I am not claiming that this is the cause of clericism--any church with a hierarchy is going to be afflicted by clericist elements, but rather that mandatory clerical celibacy is not the primary cause of the problem. Fundamentally, unless the Roman Catholic Church revises its theology on ordination to recognize that the priest has NO POWER (not simply no authority) to administer sacraments without the Church, the priest will always be seen as a man apart, in essence, not just in role, from other Christians, and this quasi-Albigensianism in Roman Catholicism will persist.
An interesting point, though I would see it as a question of re-emphasis rather than a need to "totally revise" our theology of the priesthood.
It is an issue of emphasis. As you say, the notion of the priest representing Christ to non-priests is "not exactly wrong," but it is a question of imbalanced emphasis.
Specifically, it needs to be re-emphasized that the Church is the Body of Christ, and that the priest representing Christ like that comes through representing the Church. That the ministerial priesthood is, "a subset of a royal priesthood of all the Church representing the people in presidency to God" and that inasmuch as the priest is to be identified with Christ, so too should each Christian!
Of course, there is the "Bride/Bridegroom" aspect, but also the "Body/Head" aspect that are really two sides of the same coin. The former would seem to emphasize the difference between Christ and the Church, the latter would seem to recognize their unity. This, as you recognize, has effects on where the priest fits; are we to identify with his role, or rather to distinguish his role? I think, actually, both are true.
Western theology, in its notion of priestly mediation, seems to emphasize Christ (and thus the priest) as coming FROM the Father, being "on the side of" the Father and the divine side of things in the mediation. Representing the Father to us.
Eastern theology, in its notion of priestly mediation, seems to emphasize Christ (and thus the priest) GOING BACK to the Father FROM humanity, being "on our side" in the mediation, representing US to the Father.
Of course, in a mediation, the truth is that the mediator is "on both sides." Christ both represents us to the Father AND represents the Father to us.
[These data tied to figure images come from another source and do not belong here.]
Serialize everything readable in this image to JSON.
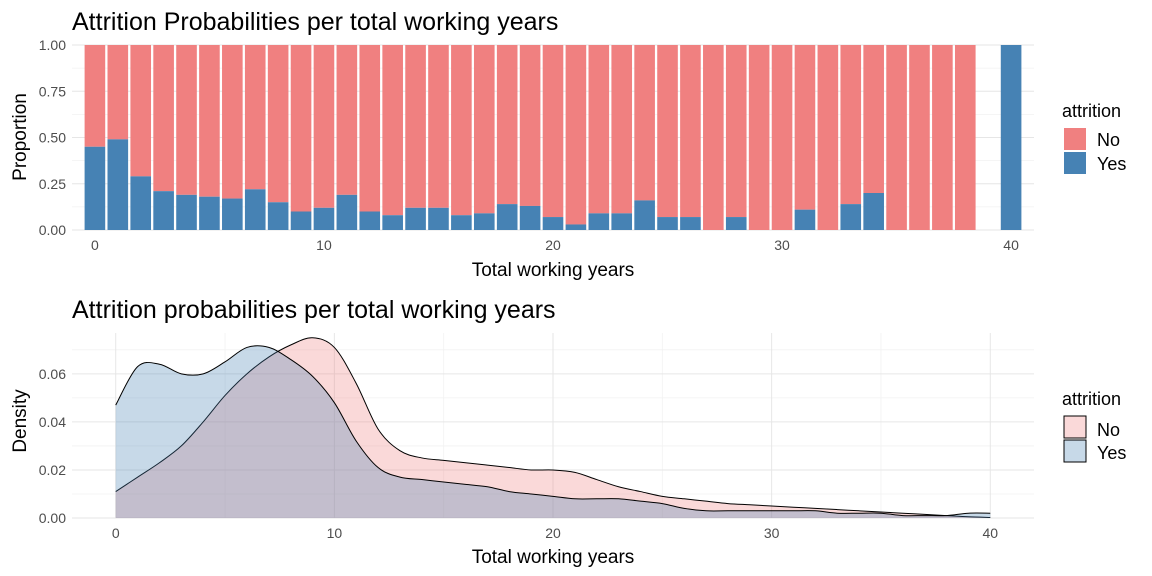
{
  "chart_data": [
    {
      "type": "bar",
      "stacked": true,
      "title": "Attrition Probabilities per total working years",
      "xlabel": "Total working years",
      "ylabel": "Proportion",
      "xlim": [
        -1,
        41
      ],
      "ylim": [
        0,
        1
      ],
      "x_ticks": [
        "0",
        "10",
        "20",
        "30",
        "40"
      ],
      "y_ticks": [
        "0.00",
        "0.25",
        "0.50",
        "0.75",
        "1.00"
      ],
      "grid": true,
      "legend": {
        "title": "attrition",
        "position": "right",
        "labels": [
          "No",
          "Yes"
        ]
      },
      "colors": {
        "No": "#F08080",
        "Yes": "#4682B4"
      },
      "x": [
        0,
        1,
        2,
        3,
        4,
        5,
        6,
        7,
        8,
        9,
        10,
        11,
        12,
        13,
        14,
        15,
        16,
        17,
        18,
        19,
        20,
        21,
        22,
        23,
        24,
        25,
        26,
        27,
        28,
        29,
        30,
        31,
        32,
        33,
        34,
        35,
        36,
        37,
        38,
        40
      ],
      "series": [
        {
          "name": "Yes",
          "values": [
            0.45,
            0.49,
            0.29,
            0.21,
            0.19,
            0.18,
            0.17,
            0.22,
            0.15,
            0.1,
            0.12,
            0.19,
            0.1,
            0.08,
            0.12,
            0.12,
            0.08,
            0.09,
            0.14,
            0.13,
            0.07,
            0.03,
            0.09,
            0.09,
            0.16,
            0.07,
            0.07,
            0,
            0.07,
            0,
            0,
            0.11,
            0,
            0.14,
            0.2,
            0,
            0,
            0,
            0,
            1.0
          ]
        },
        {
          "name": "No",
          "values": [
            0.55,
            0.51,
            0.71,
            0.79,
            0.81,
            0.82,
            0.83,
            0.78,
            0.85,
            0.9,
            0.88,
            0.81,
            0.9,
            0.92,
            0.88,
            0.88,
            0.92,
            0.91,
            0.86,
            0.87,
            0.93,
            0.97,
            0.91,
            0.91,
            0.84,
            0.93,
            0.93,
            1,
            0.93,
            1,
            1,
            0.89,
            1,
            0.86,
            0.8,
            1,
            1,
            1,
            1,
            0
          ]
        }
      ]
    },
    {
      "type": "area",
      "title": "Attrition probabilities per total working years",
      "xlabel": "Total working years",
      "ylabel": "Density",
      "xlim": [
        -2,
        42
      ],
      "ylim": [
        0,
        0.077
      ],
      "x_ticks": [
        "0",
        "10",
        "20",
        "30",
        "40"
      ],
      "y_ticks": [
        "0.00",
        "0.02",
        "0.04",
        "0.06"
      ],
      "grid": true,
      "legend": {
        "title": "attrition",
        "position": "right",
        "labels": [
          "No",
          "Yes"
        ]
      },
      "colors": {
        "No": "#F08080",
        "Yes": "#4682B4"
      },
      "x": [
        0,
        1,
        2,
        3,
        4,
        5,
        6,
        7,
        8,
        9,
        10,
        11,
        12,
        13,
        14,
        15,
        16,
        17,
        18,
        19,
        20,
        21,
        22,
        23,
        24,
        25,
        26,
        27,
        28,
        29,
        30,
        31,
        32,
        33,
        34,
        35,
        36,
        37,
        38,
        39,
        40
      ],
      "series": [
        {
          "name": "No",
          "values": [
            0.011,
            0.017,
            0.023,
            0.03,
            0.04,
            0.051,
            0.06,
            0.067,
            0.072,
            0.075,
            0.071,
            0.056,
            0.037,
            0.028,
            0.025,
            0.024,
            0.023,
            0.022,
            0.021,
            0.02,
            0.02,
            0.019,
            0.016,
            0.013,
            0.011,
            0.009,
            0.008,
            0.007,
            0.006,
            0.0055,
            0.005,
            0.0045,
            0.004,
            0.0035,
            0.003,
            0.0025,
            0.002,
            0.0015,
            0.001,
            0.0005,
            0.0002
          ]
        },
        {
          "name": "Yes",
          "values": [
            0.047,
            0.063,
            0.064,
            0.06,
            0.06,
            0.065,
            0.071,
            0.071,
            0.066,
            0.059,
            0.048,
            0.032,
            0.021,
            0.017,
            0.016,
            0.015,
            0.014,
            0.013,
            0.011,
            0.01,
            0.009,
            0.008,
            0.008,
            0.008,
            0.007,
            0.006,
            0.004,
            0.003,
            0.003,
            0.003,
            0.003,
            0.003,
            0.003,
            0.002,
            0.002,
            0.002,
            0.001,
            0.001,
            0.001,
            0.002,
            0.002
          ]
        }
      ]
    }
  ]
}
He is to be identified with the Father AND yet we can also identify with Him (because it is through Him we return to the Father and are divinized.)
So neither is wrong, but it's a matter of restoring balance to the emphasis.
And I think a big part of the reason for the current imbalance is the practicalities of a separate clerical "caste." This theology did not so much CAUSE the caste-structure, so much as the caste-structure caused this imbalanced "set apart, top-down" emphasis in the theology (which needs to be balanced by more of the "representing us, bottom-up" notions.)
In Eastern ecclesiology, the Priest is primarily the representative of the Bishop who is, in turn, the representative of Christ (though the Priest and Bishop do also represent the Congregation to God, but less visibly). The Congregation is more visibly represented by the Deacon and by the servers.
So a more vigorous diaconate might ameliorate the problems you identify.
(I'm Russian Orthodox, and have been intermittently reading your blog for a while; I completely forgot how I stumbled across it originally.)